24h di Le Mans: Gara bagnata… gara fortunata?

L'edizione 2016 della 24h di Le Mans potrebbe essere condizionata dalle condizioni meteo difficili.

Il meteo è sempre una grossa incognita alla 24h di Le Mans.

A Le Mans, si sa, regna sempre l’incertezza. In parte per la lunghezza della gara, 24 ore che mettono a dura prova uomini e mezzi meccanici, in parte per il clima, fattore da non poco conto per i partecipanti.
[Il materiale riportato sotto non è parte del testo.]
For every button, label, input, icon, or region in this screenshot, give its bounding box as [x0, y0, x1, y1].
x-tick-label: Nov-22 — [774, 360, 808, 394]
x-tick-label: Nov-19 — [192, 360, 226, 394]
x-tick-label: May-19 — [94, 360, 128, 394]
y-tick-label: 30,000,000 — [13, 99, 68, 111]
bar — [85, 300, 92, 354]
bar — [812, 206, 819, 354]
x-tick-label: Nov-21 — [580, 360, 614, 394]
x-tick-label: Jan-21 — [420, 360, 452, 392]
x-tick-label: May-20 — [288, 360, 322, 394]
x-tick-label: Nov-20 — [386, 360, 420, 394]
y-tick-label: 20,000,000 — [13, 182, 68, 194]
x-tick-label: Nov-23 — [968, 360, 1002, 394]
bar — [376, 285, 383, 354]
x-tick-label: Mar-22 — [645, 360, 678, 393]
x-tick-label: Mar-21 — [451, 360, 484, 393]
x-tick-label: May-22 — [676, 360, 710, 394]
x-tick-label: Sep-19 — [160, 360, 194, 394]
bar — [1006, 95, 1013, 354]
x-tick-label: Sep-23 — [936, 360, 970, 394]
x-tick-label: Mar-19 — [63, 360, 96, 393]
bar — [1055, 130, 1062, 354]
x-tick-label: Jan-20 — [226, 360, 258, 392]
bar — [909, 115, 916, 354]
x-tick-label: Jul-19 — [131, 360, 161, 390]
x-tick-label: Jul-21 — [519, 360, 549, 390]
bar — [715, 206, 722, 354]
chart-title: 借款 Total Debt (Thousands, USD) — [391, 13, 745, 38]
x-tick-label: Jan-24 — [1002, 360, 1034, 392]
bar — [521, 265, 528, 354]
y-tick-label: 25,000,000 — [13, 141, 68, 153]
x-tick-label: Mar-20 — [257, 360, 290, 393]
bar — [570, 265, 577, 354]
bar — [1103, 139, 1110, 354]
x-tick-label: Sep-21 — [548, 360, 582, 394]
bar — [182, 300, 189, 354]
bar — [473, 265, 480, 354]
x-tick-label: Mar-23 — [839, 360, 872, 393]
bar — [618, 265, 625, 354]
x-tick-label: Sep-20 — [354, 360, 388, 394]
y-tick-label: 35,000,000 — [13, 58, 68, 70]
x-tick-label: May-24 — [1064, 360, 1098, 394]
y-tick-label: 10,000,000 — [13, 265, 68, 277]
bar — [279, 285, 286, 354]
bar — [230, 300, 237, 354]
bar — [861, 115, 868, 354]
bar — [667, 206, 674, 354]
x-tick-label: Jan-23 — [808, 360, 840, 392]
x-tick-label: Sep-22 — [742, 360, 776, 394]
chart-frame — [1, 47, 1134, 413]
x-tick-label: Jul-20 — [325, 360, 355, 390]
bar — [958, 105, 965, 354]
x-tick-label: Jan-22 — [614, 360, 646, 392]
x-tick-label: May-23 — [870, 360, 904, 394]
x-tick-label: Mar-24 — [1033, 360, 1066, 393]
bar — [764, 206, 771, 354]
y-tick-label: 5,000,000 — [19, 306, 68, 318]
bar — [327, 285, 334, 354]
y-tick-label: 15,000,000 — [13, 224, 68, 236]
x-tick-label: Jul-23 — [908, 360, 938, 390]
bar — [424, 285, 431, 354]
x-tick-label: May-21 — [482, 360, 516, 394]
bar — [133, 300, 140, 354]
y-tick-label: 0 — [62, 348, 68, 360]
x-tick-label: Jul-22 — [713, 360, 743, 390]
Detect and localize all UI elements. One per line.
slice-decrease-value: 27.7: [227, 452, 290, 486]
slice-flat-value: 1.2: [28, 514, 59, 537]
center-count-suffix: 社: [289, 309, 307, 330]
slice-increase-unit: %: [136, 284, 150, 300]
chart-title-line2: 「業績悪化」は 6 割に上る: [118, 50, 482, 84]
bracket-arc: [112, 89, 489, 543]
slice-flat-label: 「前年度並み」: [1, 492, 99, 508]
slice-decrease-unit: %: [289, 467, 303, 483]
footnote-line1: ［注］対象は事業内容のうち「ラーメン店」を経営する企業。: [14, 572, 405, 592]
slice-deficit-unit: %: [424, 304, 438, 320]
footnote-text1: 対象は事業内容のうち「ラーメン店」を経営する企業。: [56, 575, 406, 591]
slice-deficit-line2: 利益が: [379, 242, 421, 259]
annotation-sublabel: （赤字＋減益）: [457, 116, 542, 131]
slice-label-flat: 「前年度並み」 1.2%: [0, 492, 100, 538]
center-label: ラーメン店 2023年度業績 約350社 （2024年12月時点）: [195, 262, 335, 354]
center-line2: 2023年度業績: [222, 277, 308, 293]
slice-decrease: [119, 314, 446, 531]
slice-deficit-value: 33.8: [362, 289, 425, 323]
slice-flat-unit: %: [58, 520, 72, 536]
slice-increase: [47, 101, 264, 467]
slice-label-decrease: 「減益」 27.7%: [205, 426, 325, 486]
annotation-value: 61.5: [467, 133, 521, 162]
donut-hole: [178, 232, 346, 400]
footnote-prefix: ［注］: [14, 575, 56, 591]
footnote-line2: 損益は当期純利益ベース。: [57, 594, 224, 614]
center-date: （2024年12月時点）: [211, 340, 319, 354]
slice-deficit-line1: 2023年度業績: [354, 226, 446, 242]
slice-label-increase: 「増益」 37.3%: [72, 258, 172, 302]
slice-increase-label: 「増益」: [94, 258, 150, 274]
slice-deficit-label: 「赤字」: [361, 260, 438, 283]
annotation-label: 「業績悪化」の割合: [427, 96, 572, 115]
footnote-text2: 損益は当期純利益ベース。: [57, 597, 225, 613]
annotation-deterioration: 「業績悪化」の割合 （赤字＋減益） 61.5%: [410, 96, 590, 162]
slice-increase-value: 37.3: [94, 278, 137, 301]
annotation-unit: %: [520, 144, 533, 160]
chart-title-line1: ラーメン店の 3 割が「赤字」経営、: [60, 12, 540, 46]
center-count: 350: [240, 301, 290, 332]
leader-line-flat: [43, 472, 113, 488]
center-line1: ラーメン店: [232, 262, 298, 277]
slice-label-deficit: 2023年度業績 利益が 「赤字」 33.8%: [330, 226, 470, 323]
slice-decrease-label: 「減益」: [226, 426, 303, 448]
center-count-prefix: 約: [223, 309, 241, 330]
La posizione geografica, la stagione, la presenza del bosco e la lunghezza della pista (la quale alterna spesso zone asciutte a zone bagnate) costituiscono quasi un microclima, che negli anni ha contribuito a dare un tocco magico ad un evento già leggendario di suo. Anche quest’anno le precipitazioni non risparmieranno la kermesse; mercoledì è infatti prevista la pioggia, che dovrebbe interessare il finale della sessione di prove libere e soprattutto la prima qualifica (dalle 22.00 alle 24.00). Non sarà da meno giovedì, giorno nel quale è atteso un forte temporale dalle 08.00 alle 14.00, che potrebbe condizionare l’inizio del secondo turno di prove cronometrate, qualora gli oltre 13 km del tracciato si asciugassero entro le 19.00. Rovesci sparsi previsti anche per la prima parte di gara, mentre dalle 21.00 di sabato il meteo dovrebbe concedere la tanto attesa tregua.